Summary: System hung with Ext-fs error (device dm-5) in start_transaction: Journal has aborted
Product: Red Hat Enterprise Linux 4 Reporter: JB Segal <jb>
Component: kernelAssignee: Eric Sandeen <esandeen>
Status: CLOSED INSUFFICIENT_DATA QA Contact: Martin Jenner <mjenner>
Severity: high Docs Contact:
Priority: low    
Version: 4.4   
Target Milestone: ---   
Target Release: ---   
Hardware: x86_64   
OS: Linux   
Whiteboard:
Fixed In Version: Doc Type: Bug Fix
Doc Text:
Story Points: ---
Clone Of: Environment:
Last Closed: 2008-12-04 21:57:58 UTC Type: ---
Regression: --- Mount Type: ---
Documentation: --- CRM:
Verified Versions: Category: ---
oVirt Team: --- RHEL 7.3 requirements from Atomic Host:
Cloudforms Team: --- Target Upstream Version:
Embargoed:

Description JB Segal 2007-07-05 23:47:19 UTC
From Bugzilla Helper:
User-Agent: Mozilla/5.0 (X11; U; Linux i686; en-US; rv:1.8.1.4) Gecko/20070515 Firefox/2.0.0.4

Description of problem:
I have no idea what caused this, nor could I run any forensics before rebooting.

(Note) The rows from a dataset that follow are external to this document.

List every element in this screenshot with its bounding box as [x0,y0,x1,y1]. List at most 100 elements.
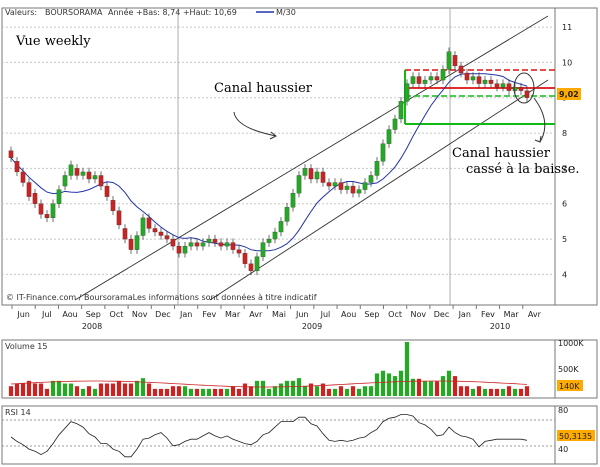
rsi-title: RSI 14 [5,408,31,417]
volume-bars [8,342,530,396]
candle-body [206,238,212,243]
candle-body [176,245,182,254]
volume-bar [290,380,296,396]
candle-body [128,238,134,250]
candle-body [434,76,440,81]
candle-body [428,76,434,81]
candle-body [332,182,338,187]
candle-body [248,263,254,272]
candle-body [38,203,44,215]
volume-bar [242,383,248,396]
y-tick-label: 11 [562,23,572,32]
x-month-label: Mar [225,310,241,319]
volume-bar [230,386,236,396]
volume-bar [236,388,242,396]
volume-bar [62,383,68,396]
channel-lower-line [209,79,549,301]
volume-bar [410,378,416,396]
candle-body [326,182,332,187]
volume-bar [140,378,146,396]
candle-body [350,185,356,194]
candle-body [200,242,206,247]
candle-body [266,238,272,243]
candle-body [320,171,326,183]
volume-bar [428,381,434,396]
x-month-label: Mar [504,310,520,319]
candle-body [80,171,86,176]
candle-body [44,214,50,219]
candle-body [362,182,368,190]
volume-bar [26,380,32,396]
volume-bar [500,388,506,396]
volume-bar [98,383,104,396]
canal-arrowhead [269,131,277,140]
volume-bar [446,370,452,396]
volume-bar [74,386,80,396]
candle-body [56,189,62,204]
volume-bar [398,370,404,396]
volume-last-label: 140K [559,382,580,391]
candle-body [314,171,320,180]
candlesticks [8,47,530,276]
candle-body [68,164,74,176]
candle-body [26,182,32,197]
volume-bar [212,388,218,396]
moving-average-line [10,73,528,252]
x-month-label: Sep [364,310,379,319]
volume-bar [158,388,164,396]
candle-body [164,235,170,240]
volume-bar [254,380,260,396]
volume-bar [392,376,398,396]
price-axis-panel [554,7,598,306]
volume-bar [86,386,92,396]
volume-bar [104,383,110,396]
x-month-label: Oct [110,310,124,319]
volume-bar [482,388,488,396]
volume-bar [464,386,470,396]
candle-body [296,175,302,194]
candle-body [290,192,296,208]
volume-tick-1000k: 1000K [558,339,584,348]
candle-body [356,189,362,194]
candle-body [422,79,428,84]
candle-body [458,65,464,74]
candle-body [140,217,146,236]
volume-last-box [557,380,583,391]
candle-body [194,242,200,247]
volume-bar [146,383,152,396]
break-label-line2: cassé à la baisse. [466,162,580,177]
volume-bar [92,388,98,396]
volume-bar [440,376,446,396]
volume-bar [38,383,44,396]
candle-body [512,86,518,91]
volume-tick-500k: 500K [558,365,579,374]
header-ohlc: Année +Bas: 8,74 +Haut: 10,69 [108,7,237,17]
volume-bar [302,386,308,396]
candle-body [476,76,482,84]
candle-body [134,235,140,250]
volume-bar [380,370,386,396]
candle-body [218,242,224,247]
rsi-last-box [557,430,595,441]
volume-bar [164,388,170,396]
volume-bar [422,381,428,396]
candle-body [416,76,422,84]
x-year-label: 2009 [302,322,322,331]
y-tick-label: 5 [562,235,567,244]
volume-bar [320,383,326,396]
break-arrow [533,97,546,143]
candle-body [470,76,476,81]
volume-bar [272,386,278,396]
y-tick-label: 10 [562,58,572,67]
x-month-label: Avr [528,310,542,319]
rsi-tick-80: 80 [558,406,568,415]
volume-bar [176,386,182,396]
x-month-label: Jul [320,310,331,319]
volume-bar [224,388,230,396]
break-label-line1: Canal haussier [452,146,551,161]
volume-bar [326,388,332,396]
x-month-label: Jun [295,310,309,319]
rsi-line [10,414,528,458]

A database server, which was quietly sitting there, serving databases, hung.

It was still pingable, and my existing ssh connections didn't die, but any attempted command failed to run.

When I got to the console, the error in the subject was scrolling as fast as it could.

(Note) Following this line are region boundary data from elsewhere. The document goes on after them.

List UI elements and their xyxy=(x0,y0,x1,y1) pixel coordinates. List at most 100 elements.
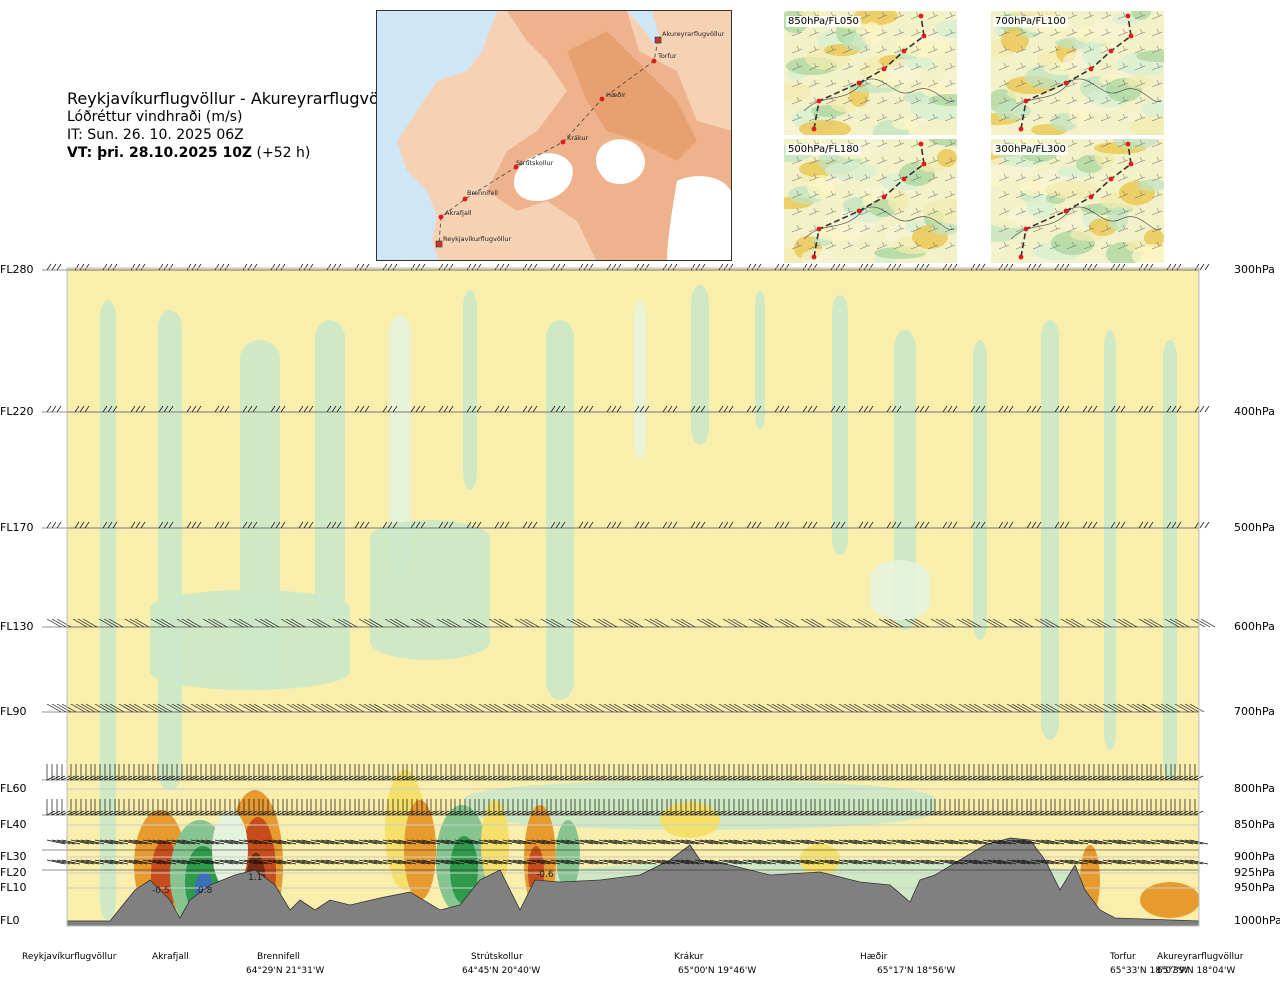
wind-barb xyxy=(790,703,821,713)
wind-barb xyxy=(1006,703,1037,713)
panel-wind-barb xyxy=(1083,139,1095,148)
wind-barb xyxy=(662,263,678,271)
wind-barb xyxy=(454,859,489,865)
panel-waypoint-marker xyxy=(1063,208,1069,214)
wind-barb xyxy=(118,859,153,865)
wind-barb xyxy=(186,405,202,413)
wind-barb xyxy=(566,618,592,628)
wind-barb xyxy=(634,405,650,413)
wind-barb xyxy=(74,405,90,413)
panel-wind-barb xyxy=(1134,139,1146,148)
wind-barb xyxy=(1030,764,1060,781)
panel-wind-barb xyxy=(1151,207,1163,216)
wind-barb xyxy=(838,799,868,816)
wind-barb xyxy=(790,764,820,781)
panel-wind-barb xyxy=(808,190,820,199)
wind-barb xyxy=(310,839,345,845)
wind-barb xyxy=(1078,859,1113,865)
wind-barb xyxy=(118,703,149,713)
panel-wind-barb xyxy=(1134,156,1146,165)
wind-barb xyxy=(970,521,986,529)
fill-band xyxy=(158,310,182,790)
panel-wind-barb xyxy=(893,207,905,216)
wind-barb xyxy=(142,703,173,713)
wind-barb xyxy=(722,618,748,628)
map-waypoint-marker xyxy=(560,139,566,145)
panel-wind-barb xyxy=(1134,113,1146,122)
location-coord: 65°33'N 18°07'W xyxy=(1110,966,1189,976)
panel-wind-barb xyxy=(893,139,905,148)
wind-barb xyxy=(238,703,269,713)
wind-barb xyxy=(190,799,220,816)
panel-wind-barb xyxy=(825,224,837,233)
wind-barb xyxy=(718,764,748,781)
panel-wind-barb xyxy=(1032,190,1044,199)
wind-barb xyxy=(262,859,297,865)
value-annotation: -0.6 xyxy=(536,870,554,880)
panel-wind-barb xyxy=(1066,207,1078,216)
wind-barb xyxy=(94,839,129,845)
panel-wind-barb xyxy=(791,96,803,105)
location-coord: 64°29'N 21°31'W xyxy=(246,966,325,976)
level-label-right: 300hPa xyxy=(1234,263,1275,276)
panel-wind-barb xyxy=(876,11,888,20)
fill-band xyxy=(894,330,916,630)
wind-barb xyxy=(130,263,146,271)
wind-barb xyxy=(970,263,986,271)
wind-barb xyxy=(102,521,118,529)
wind-barb xyxy=(334,839,369,845)
panel-wind-barb xyxy=(910,207,922,216)
wind-barb xyxy=(454,703,485,713)
map-waypoint-label: Akrafjall xyxy=(445,209,472,217)
wind-barb xyxy=(1150,799,1180,816)
wind-barb xyxy=(228,618,254,628)
wind-barb xyxy=(130,521,146,529)
wind-barb xyxy=(550,521,566,529)
map-waypoint-label: Reykjavíkurflugvöllur xyxy=(443,235,512,243)
wind-barb xyxy=(748,618,774,628)
wind-barb xyxy=(70,703,101,713)
map-route: Akureyrarflugvöllur Torfur Hæðir Krákur Strú… xyxy=(435,30,725,248)
panel-wind-barb xyxy=(893,62,905,71)
wind-barb xyxy=(814,839,849,845)
panel-fill-patch xyxy=(1131,11,1151,20)
map-glacier-2 xyxy=(595,139,645,185)
panel-wind-barb xyxy=(1049,79,1061,88)
wind-barb xyxy=(334,799,364,816)
panel-waypoint-marker xyxy=(881,66,887,72)
panel-wind-barb xyxy=(927,173,939,182)
wind-barb xyxy=(1078,839,1113,845)
panel-wind-barb xyxy=(1032,113,1044,122)
panel-wind-barb xyxy=(842,96,854,105)
panel-fill-patch xyxy=(1132,244,1164,263)
wind-barb xyxy=(158,405,174,413)
wind-barb xyxy=(802,263,818,271)
panel-wind-barb xyxy=(1015,207,1027,216)
wind-barb xyxy=(186,521,202,529)
fill-band xyxy=(634,300,646,460)
wind-barb xyxy=(802,405,818,413)
wind-barb xyxy=(1060,618,1086,628)
level-label-left: FL40 xyxy=(0,818,27,831)
wind-barb xyxy=(488,618,514,628)
wind-fill xyxy=(67,268,1199,926)
wind-barb xyxy=(1102,839,1137,845)
panel-wind-barb xyxy=(842,28,854,37)
panel-wind-barb xyxy=(1100,62,1112,71)
panel-waypoint-marker xyxy=(816,226,822,232)
wind-barb xyxy=(98,618,124,628)
panel-wind-barb xyxy=(1032,79,1044,88)
panel-wind-barb xyxy=(927,96,939,105)
panel-wind-barb xyxy=(1117,241,1129,250)
wind-barb xyxy=(466,405,482,413)
panel-850: 850hPa/FL050 xyxy=(784,11,957,135)
fill-cell xyxy=(481,800,509,890)
wind-barb xyxy=(1078,799,1108,816)
panel-wind-barb xyxy=(893,28,905,37)
wind-barb xyxy=(982,799,1012,816)
panel-wind-barb xyxy=(825,207,837,216)
panel-850-label: 850hPa/FL050 xyxy=(786,16,861,27)
panel-wind-barb xyxy=(791,224,803,233)
panel-wind-barb xyxy=(1049,190,1061,199)
wind-barb xyxy=(670,703,701,713)
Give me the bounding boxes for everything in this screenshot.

A power-cycle was necessary to restart the machine, which booted fine.

Version-Release number of selected component (if applicable):
kernel-smp-2.6.9-42.0.10.EL

How reproducible:
Didn't try


Steps to Reproduce:
This is a production system and downtime is bad. I hope to never see this failure again. As no one was doing anything on the machine at the time, reproducibility is not likely.

Actual Results:


Expected Results:


Additional info:
We have a fair number of RHEL4u4 systems and this is the 1st time we've seen this.

This is only our 2nd Dell PowerEdge 2950, and the other one is running u5 (which, oddly, isn't a valid choice in the version picker, earlier) and this one will be soon, but as Google shows this bug to have been around for at least 4 years, I'm not wildly hopeful that it's already been fixed.

Comment 1 Eric Sandeen 2007-07-19 15:44:20 UTC
After reboot, was there anything in the system logs prior to the "journal has
aborted" message?  Or was it the root filesystem which had the problem, and so I
suppose no further messages were logged to disk...?

Comment 2 Eric Sandeen 2008-12-04 21:57:58 UTC
This has been in needinfo for over a year; closing.